Suspected Indian Mujahideen operative Afzal Usmani was convicted and sent to five years in prison Wednesday, two-and-a-half years after he ran away from the City Civil and Sessions Court, escaping a heavy police cordon. His nephew, who helped him run out of Mumbai to Uttar Pradesh, was handed out a three-year jail term.
Judge S L Bangar of the Mazgaon court awarded Usmani two years’ sentence for obstructing arrest, forgery, and using a forged document as genuine, three years’ term for cheating for impersonation, and cheating and dishonestly inducing delivery of property, and five years in jail for forgery for the purpose of cheating. In addition, the court slapped fines of Rs 31,000 on him.
Nephew Javed Khan was sentenced three years each for obstructing arrest and harbouring a criminal, apart from Rs 10,000 in fine. The prison terms will run concurrently.
Usmani, who was arrested by the Maharashtra Anti Terrorism Squad (ATS) for his role in the 2008 serial bomb blasts in Ahmedabad, escaped from the high-security Maharashtra Control of Organised Crime Act Court on September 20, 2013, from a cordon of Navi Mumbai police officers.
According to the ATS, Usmani first fled to the home of his friend Akmal Khan in Sewri, took Rs 600 from him and proceeded to the home of his sister in Dharavi. Usmani met Khan there, told him about his escape and visited two barbers who trimmed his beard and shaved his head. The duo then travelled to Surat, and further to Uttar Pradesh. While on the run, Usmani also applied for a driver’s licence and passport under a false name. Khan was arrested in Mumbai on October 25, and the ATS caught Usmani at Rupaidiha railway station in Uttar Pradesh three days later as he tried to flee to Nepal.
The prosecution examined 12 witnesses, including the barber who shaved Usmani’s head.
“This was an investigation carried out over many states. The superintendent of the RTO where Usmani applied for the driver’s licence and the barber deposed nicely.

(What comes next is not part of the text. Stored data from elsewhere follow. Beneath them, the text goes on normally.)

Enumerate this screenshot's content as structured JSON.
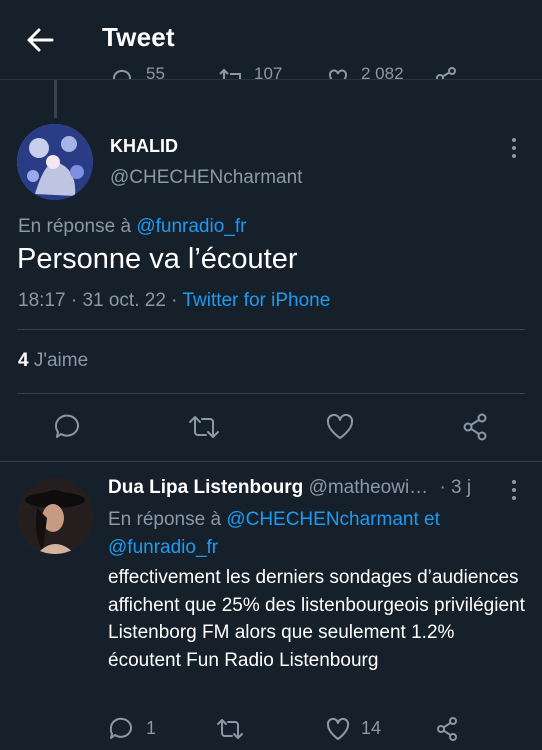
{
  "header": {
    "title": "Tweet",
    "prev_counts": [
      "55",
      "107",
      "2 082"
    ]
  },
  "main_tweet": {
    "display_name": "KHALID",
    "handle": "@CHECHENcharmant",
    "reply_prefix": "En réponse à",
    "reply_to": "@funradio_fr",
    "text": "Personne va l’écouter",
    "time": "18:17",
    "date": "31 oct. 22",
    "source": "Twitter for iPhone",
    "separator": "·",
    "likes_count": "4",
    "likes_label": "J'aime"
  },
  "reply_tweet": {
    "display_name": "Dua Lipa Listenbourg",
    "handle": "@matheowi…",
    "age": "· 3 j",
    "reply_prefix": "En réponse à",
    "reply_to_1": "@CHECHENcharmant",
    "reply_conj": "et",
    "reply_to_2": "@funradio_fr",
    "text": "effectivement les derniers sondages d’audiences affichent que 25% des listenbourgeois privilégient Listenborg FM alors que seulement 1.2% écoutent Fun Radio Listenbourg",
    "reply_count": "1",
    "like_count": "14"
  },
  "colors": {
    "background": "#15202b",
    "link": "#1d9bf0",
    "muted": "#8b98a5",
    "divider": "#38444d"
  },
  "icons": [
    "back-arrow-icon",
    "more-icon",
    "reply-icon",
    "retweet-icon",
    "like-icon",
    "share-icon"
  ]
}
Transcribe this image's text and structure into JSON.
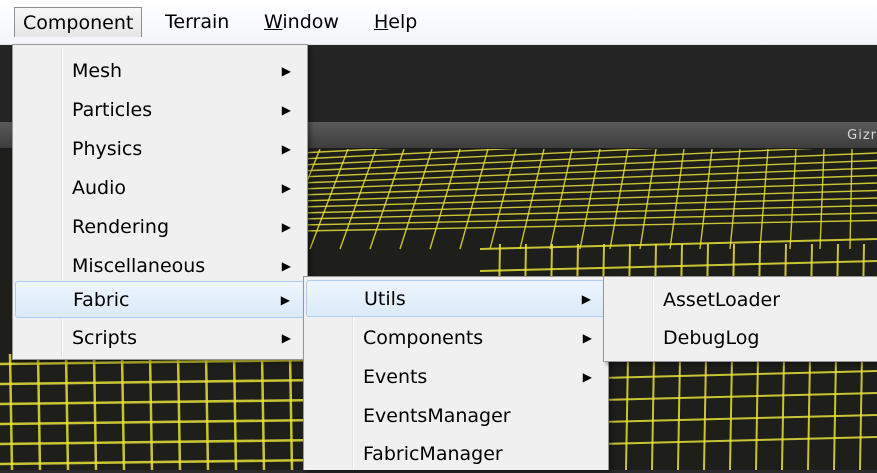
{
  "menubar": {
    "items": [
      {
        "label": "Component",
        "underline_index": -1,
        "open": true
      },
      {
        "label": "Terrain",
        "underline_index": -1,
        "open": false
      },
      {
        "label": "Window",
        "underline_index": 0,
        "open": false
      },
      {
        "label": "Help",
        "underline_index": 0,
        "open": false
      }
    ]
  },
  "scene": {
    "gizmos_label": "Gizr"
  },
  "component_menu": {
    "items": [
      {
        "label": "Mesh",
        "submenu": true
      },
      {
        "label": "Particles",
        "submenu": true
      },
      {
        "label": "Physics",
        "submenu": true
      },
      {
        "label": "Audio",
        "submenu": true
      },
      {
        "label": "Rendering",
        "submenu": true
      },
      {
        "label": "Miscellaneous",
        "submenu": true
      },
      {
        "label": "Fabric",
        "submenu": true,
        "highlighted": true
      },
      {
        "label": "Scripts",
        "submenu": true
      }
    ]
  },
  "fabric_menu": {
    "items": [
      {
        "label": "Utils",
        "submenu": true,
        "highlighted": true
      },
      {
        "label": "Components",
        "submenu": true
      },
      {
        "label": "Events",
        "submenu": true
      },
      {
        "label": "EventsManager",
        "submenu": false
      },
      {
        "label": "FabricManager",
        "submenu": false
      }
    ]
  },
  "utils_menu": {
    "items": [
      {
        "label": "AssetLoader",
        "submenu": false
      },
      {
        "label": "DebugLog",
        "submenu": false
      }
    ]
  },
  "icons": {
    "submenu_arrow": "chevron-right-icon"
  },
  "colors": {
    "menu_bg": "#f0f0f0",
    "highlight_bg": "#dbeaf9",
    "highlight_border": "#aecbf0",
    "grid_line": "#e8e23a",
    "scene_bg": "#1e1e1a"
  }
}
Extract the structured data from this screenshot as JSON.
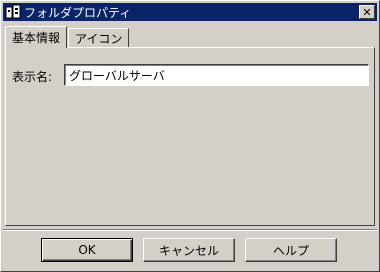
{
  "window": {
    "title": "フォルダプロパティ",
    "close_glyph": "✕"
  },
  "tabs": [
    {
      "label": "基本情報",
      "active": true
    },
    {
      "label": "アイコン",
      "active": false
    }
  ],
  "form": {
    "display_name_label": "表示名:",
    "display_name_value": "グローバルサーバ"
  },
  "buttons": {
    "ok": "OK",
    "cancel": "キャンセル",
    "help": "ヘルプ"
  },
  "colors": {
    "titlebar": "#0a246a",
    "face": "#d4d0c8"
  }
}
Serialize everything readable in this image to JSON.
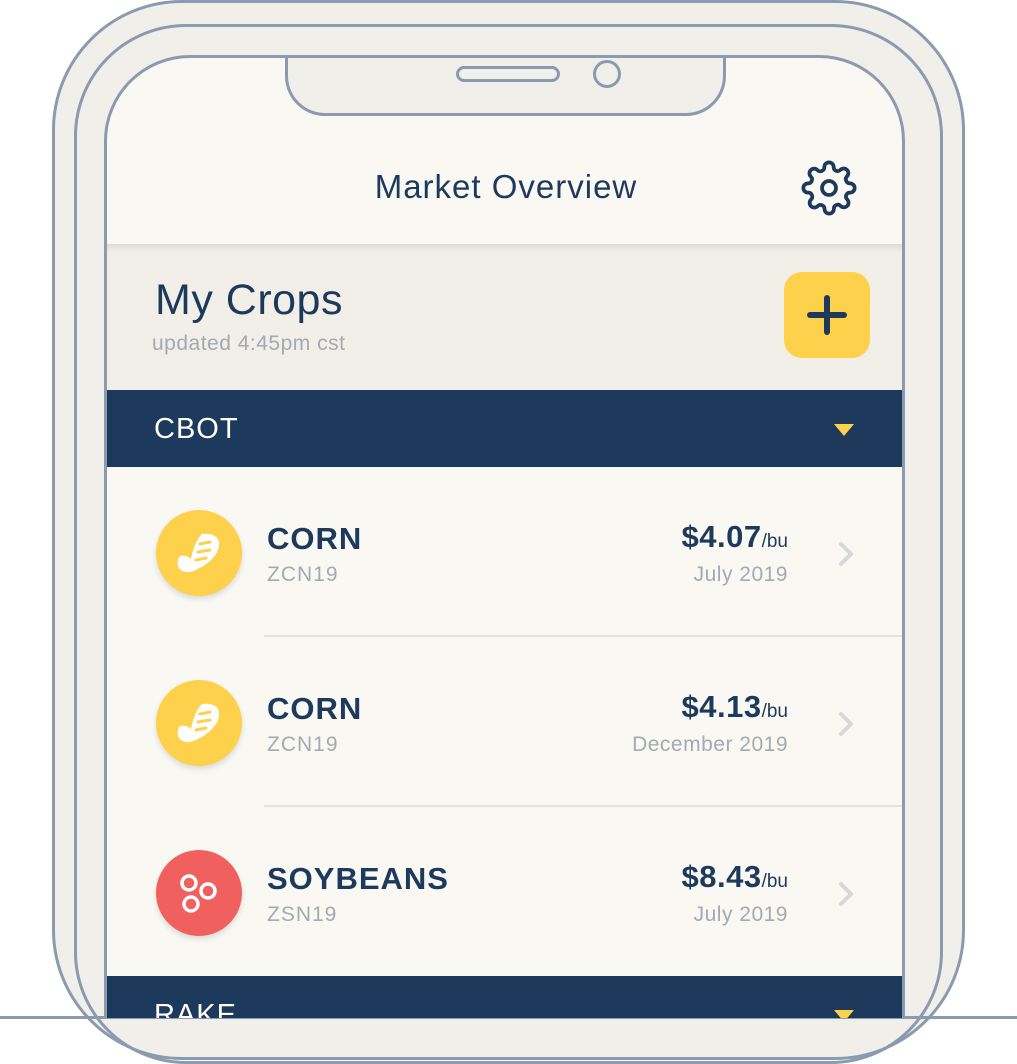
{
  "nav": {
    "title": "Market Overview",
    "settings_icon": "gear-icon"
  },
  "crops_header": {
    "title": "My Crops",
    "updated": "updated 4:45pm cst",
    "add_icon": "plus-icon"
  },
  "sections": [
    {
      "label": "CBOT",
      "items": [
        {
          "name": "CORN",
          "code": "ZCN19",
          "price": "$4.07",
          "unit": "/bu",
          "month": "July 2019",
          "icon": "corn-icon",
          "icon_color": "#fdd14b"
        },
        {
          "name": "CORN",
          "code": "ZCN19",
          "price": "$4.13",
          "unit": "/bu",
          "month": "December 2019",
          "icon": "corn-icon",
          "icon_color": "#fdd14b"
        },
        {
          "name": "SOYBEANS",
          "code": "ZSN19",
          "price": "$8.43",
          "unit": "/bu",
          "month": "July 2019",
          "icon": "soybeans-icon",
          "icon_color": "#f0605f"
        }
      ]
    },
    {
      "label": "RAKE",
      "items": []
    }
  ],
  "colors": {
    "navy": "#1d3a5c",
    "accent_yellow": "#fdd14b",
    "soy_red": "#f0605f",
    "muted_text": "#a3aab3",
    "screen_bg": "#faf8f2",
    "device_outline": "#8a9bb0"
  }
}
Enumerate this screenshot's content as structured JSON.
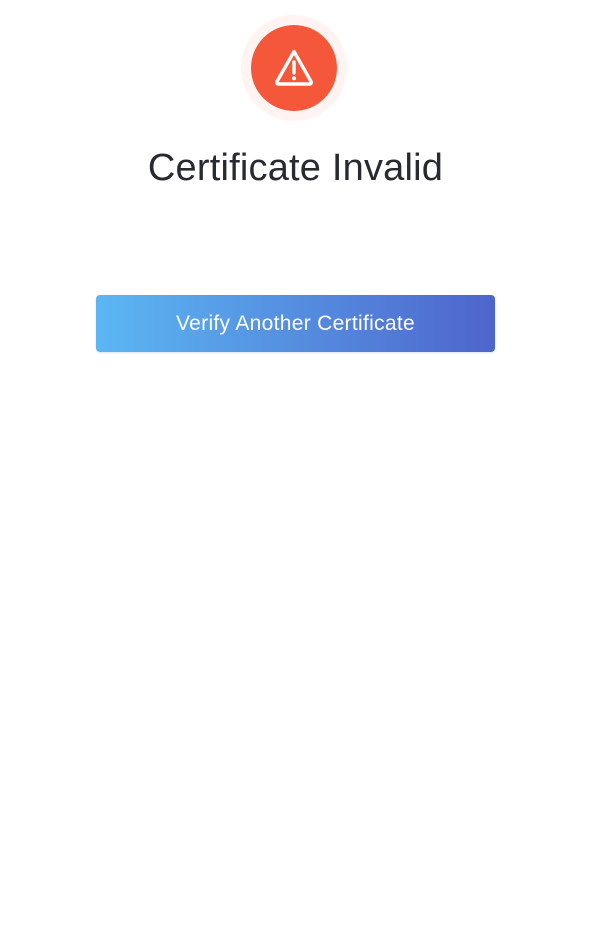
{
  "result": {
    "status_icon": "warning-triangle-icon",
    "status_color": "#f5573a",
    "title": "Certificate Invalid"
  },
  "actions": {
    "verify_another_label": "Verify Another Certificate",
    "button_gradient_start": "#5bb7f3",
    "button_gradient_end": "#4e65cc"
  }
}
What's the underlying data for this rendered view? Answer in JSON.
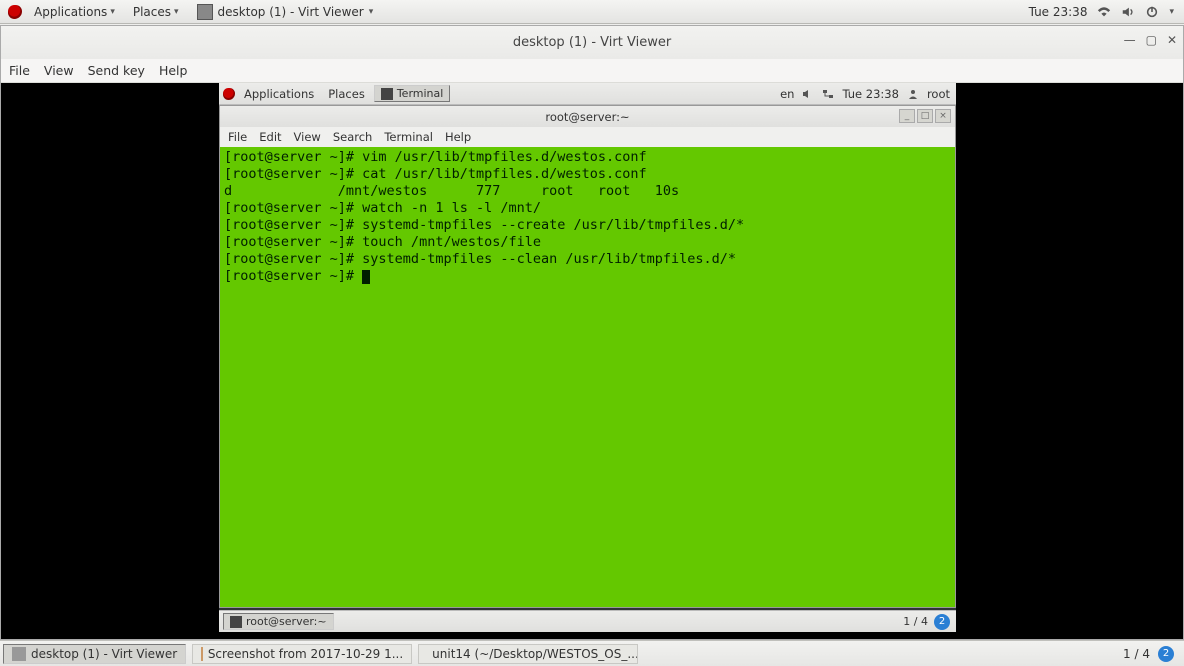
{
  "outer_topbar": {
    "applications": "Applications",
    "places": "Places",
    "task_title": "desktop (1) - Virt Viewer",
    "clock": "Tue 23:38"
  },
  "virt_viewer": {
    "title": "desktop (1) - Virt Viewer",
    "menus": {
      "file": "File",
      "view": "View",
      "sendkey": "Send key",
      "help": "Help"
    }
  },
  "inner_topbar": {
    "applications": "Applications",
    "places": "Places",
    "task": "Terminal",
    "lang": "en",
    "clock": "Tue 23:38",
    "user": "root"
  },
  "terminal": {
    "title": "root@server:~",
    "menus": {
      "file": "File",
      "edit": "Edit",
      "view": "View",
      "search": "Search",
      "terminal": "Terminal",
      "help": "Help"
    },
    "lines": [
      "[root@server ~]# vim /usr/lib/tmpfiles.d/westos.conf",
      "[root@server ~]# cat /usr/lib/tmpfiles.d/westos.conf",
      "d             /mnt/westos      777     root   root   10s",
      "[root@server ~]# watch -n 1 ls -l /mnt/",
      "[root@server ~]# systemd-tmpfiles --create /usr/lib/tmpfiles.d/*",
      "[root@server ~]# touch /mnt/westos/file",
      "[root@server ~]# systemd-tmpfiles --clean /usr/lib/tmpfiles.d/*",
      "[root@server ~]# "
    ]
  },
  "inner_bottombar": {
    "task": "root@server:~",
    "workspace": "1 / 4",
    "badge": "2"
  },
  "outer_bottombar": {
    "tasks": [
      "desktop (1) - Virt Viewer",
      "Screenshot from 2017-10-29 1...",
      "unit14 (~/Desktop/WESTOS_OS_..."
    ],
    "workspace": "1 / 4",
    "badge": "2"
  }
}
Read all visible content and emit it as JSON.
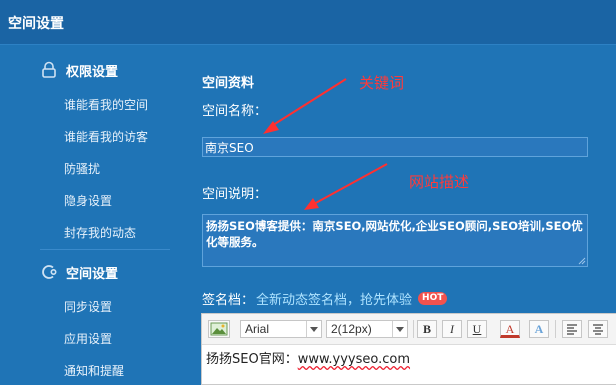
{
  "header": {
    "title": "空间设置"
  },
  "sidebar": {
    "sections": [
      {
        "label": "权限设置",
        "icon": "lock-icon",
        "items": [
          "谁能看我的空间",
          "谁能看我的访客",
          "防骚扰",
          "隐身设置",
          "封存我的动态"
        ]
      },
      {
        "label": "空间设置",
        "icon": "space-settings-icon",
        "items": [
          "同步设置",
          "应用设置",
          "通知和提醒"
        ]
      }
    ]
  },
  "main": {
    "heading": "空间资料",
    "name_label": "空间名称：",
    "name_value": "南京SEO",
    "desc_label": "空间说明：",
    "desc_value": "扬扬SEO博客提供：南京SEO,网站优化,企业SEO顾问,SEO培训,SEO优化等服务。",
    "annotations": {
      "keyword": "关键词",
      "description": "网站描述"
    },
    "signature": {
      "label": "签名档：",
      "link": "全新动态签名档，抢先体验",
      "badge": "HOT"
    },
    "editor": {
      "font": "Arial",
      "size": "2(12px)",
      "buttons": {
        "bold": "B",
        "italic": "I",
        "underline": "U",
        "color": "A",
        "highlight": "A"
      },
      "content_prefix": "扬扬SEO官网：",
      "content_url": "www.yyyseo.com"
    }
  },
  "colors": {
    "background": "#1f74b6",
    "header": "#1a64a4",
    "annotation": "#ff3a3a",
    "link": "#aee3ff",
    "hot": "#f2524e"
  }
}
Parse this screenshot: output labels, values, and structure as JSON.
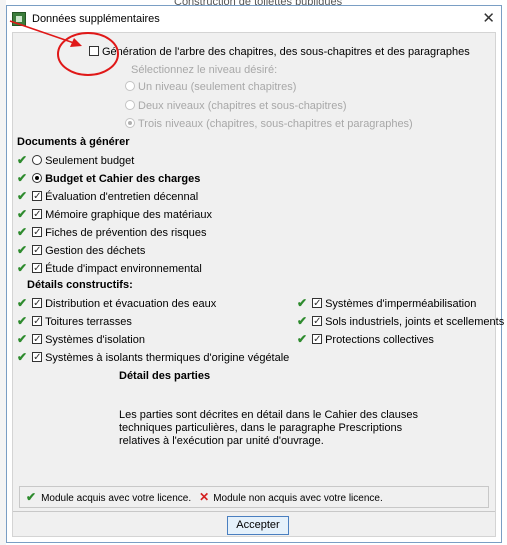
{
  "background": {
    "window_title": "Construction de toilettes publiques"
  },
  "dialog": {
    "title": "Données supplémentaires",
    "close_icon": "close-icon",
    "generation": {
      "label": "Génération de l'arbre des chapitres, des sous-chapitres et des paragraphes",
      "checked": false,
      "select_level_label": "Sélectionnez le niveau désiré:",
      "levels": [
        {
          "label": "Un niveau (seulement chapitres)",
          "selected": false
        },
        {
          "label": "Deux niveaux (chapitres et sous-chapitres)",
          "selected": false
        },
        {
          "label": "Trois niveaux (chapitres, sous-chapitres et paragraphes)",
          "selected": true
        }
      ]
    },
    "documents": {
      "heading": "Documents à générer",
      "items": [
        {
          "label": "Seulement budget",
          "control": "radio",
          "checked": false,
          "bold": false
        },
        {
          "label": "Budget et Cahier des charges",
          "control": "radio",
          "checked": true,
          "bold": true
        },
        {
          "label": "Évaluation d'entretien décennal",
          "control": "checkbox",
          "checked": true
        },
        {
          "label": "Mémoire graphique des matériaux",
          "control": "checkbox",
          "checked": true
        },
        {
          "label": "Fiches de prévention des risques",
          "control": "checkbox",
          "checked": true
        },
        {
          "label": "Gestion des déchets",
          "control": "checkbox",
          "checked": true
        },
        {
          "label": "Étude d'impact environnemental",
          "control": "checkbox",
          "checked": true
        }
      ]
    },
    "constructive": {
      "heading": "Détails constructifs:",
      "left": [
        {
          "label": "Distribution et évacuation des eaux",
          "checked": true
        },
        {
          "label": "Toitures terrasses",
          "checked": true
        },
        {
          "label": "Systèmes d'isolation",
          "checked": true
        },
        {
          "label": "Systèmes à isolants thermiques d'origine végétale",
          "checked": true
        }
      ],
      "right": [
        {
          "label": "Systèmes d'imperméabilisation",
          "checked": true
        },
        {
          "label": "Sols industriels, joints et scellements",
          "checked": true
        },
        {
          "label": "Protections collectives",
          "checked": true
        }
      ]
    },
    "parts": {
      "heading": "Détail des parties",
      "description": "Les parties sont décrites en détail dans le Cahier des clauses techniques particulières, dans le paragraphe Prescriptions relatives à l'exécution par unité d'ouvrage."
    },
    "legend": {
      "acquired": "Module acquis avec votre licence.",
      "not_acquired": "Module non acquis avec votre licence."
    },
    "accept_label": "Accepter"
  },
  "colors": {
    "acquired_check": "#2e8b2e",
    "not_acquired_cross": "#d42020",
    "annotation": "#e01818"
  }
}
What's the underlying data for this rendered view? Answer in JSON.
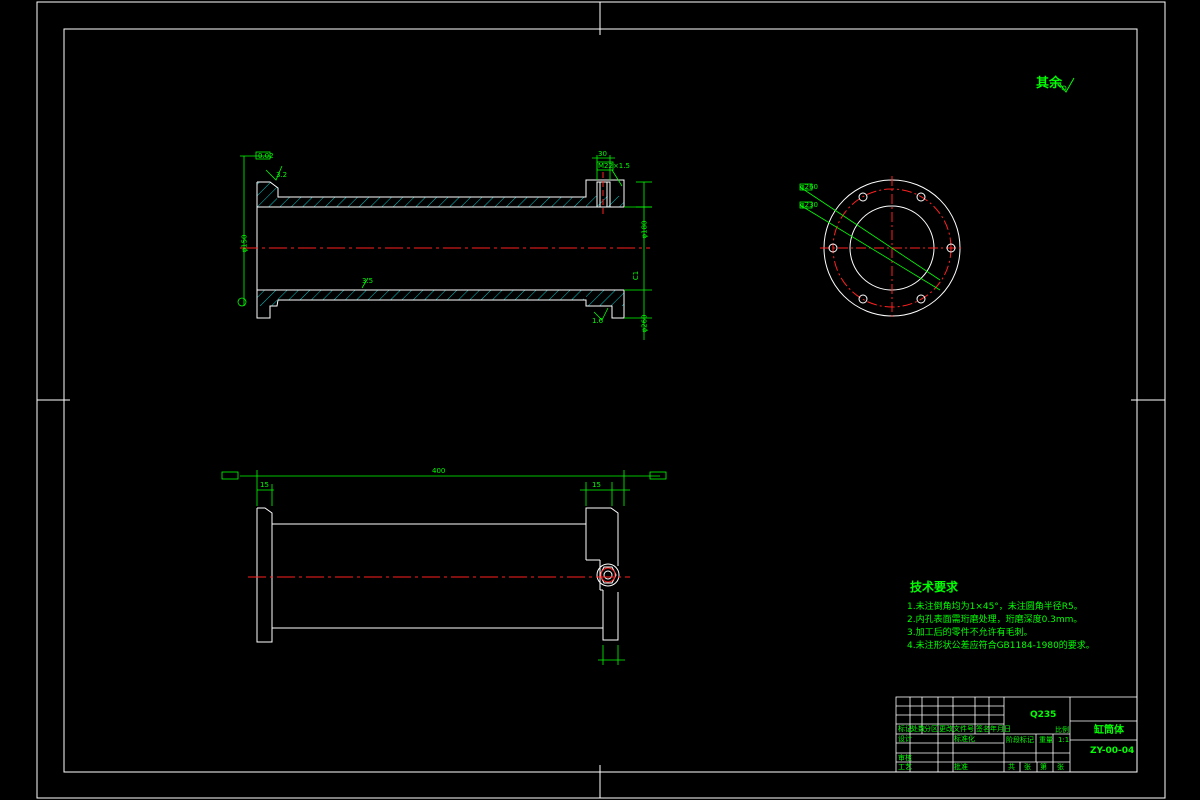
{
  "surface_roughness": {
    "label": "其余"
  },
  "dimensions": {
    "overall_length": "400",
    "flange_thickness": "15",
    "bore_dia": "φ150",
    "outer_dia": "φ180",
    "bolt_circle": "φ230",
    "flange_od": "φ260",
    "port_hole": "M22×1.5",
    "port_width": "30",
    "wall": "3.5",
    "chamfer": "C1",
    "roughness_1": "3.2",
    "roughness_2": "1.6",
    "tolerance": "0.02"
  },
  "technical_requirements": {
    "title": "技术要求",
    "items": [
      "1.未注倒角均为1×45°，未注圆角半径R5。",
      "2.内孔表面需珩磨处理，珩磨深度0.3mm。",
      "3.加工后的零件不允许有毛刺。",
      "4.未注形状公差应符合GB1184-1980的要求。"
    ]
  },
  "title_block": {
    "material": "Q235",
    "part_name": "缸筒体",
    "drawing_number": "ZY-00-04",
    "scale": "1:1",
    "row_labels": [
      "标记",
      "设计",
      "审核",
      "工艺"
    ],
    "column_labels": [
      "处数",
      "分区",
      "更改文件号",
      "签名",
      "年月日"
    ],
    "stage_label": "阶段标记",
    "weight_label": "重量",
    "scale_label": "比例",
    "sheet_labels": [
      "共",
      "张",
      "第",
      "张"
    ],
    "standardization_label": "标准化",
    "approval_label": "批准"
  }
}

The investigating team did a good job,” said special public prosecutor Vaibhav Bagade.
“We are pleased with the conviction,” said Niket Kaushik, Inspector-General of Police, ATS.
Advocate Jamaal Khan, who represented Usmani and Khan, however, said the ATS had not made an arrest panchanama and memo when they caught the former at Rupaidiha. “The ATS says the licence was issued on October 24, but Usmani’s application to RTO to issue a licence is dated October 26. How could the licence have been issued two days prior to the application?” he asked.
The defence examined three witnesses, all prisoners at Taloja jail, and advanced the theory that Usmani was kidnapped by the ATS.
He also said a handwriting expert who analysed Usmani’s forged documents told the court that the signatures did not match. “The ATS also did not conduct a test identification parade of the barber,” he said.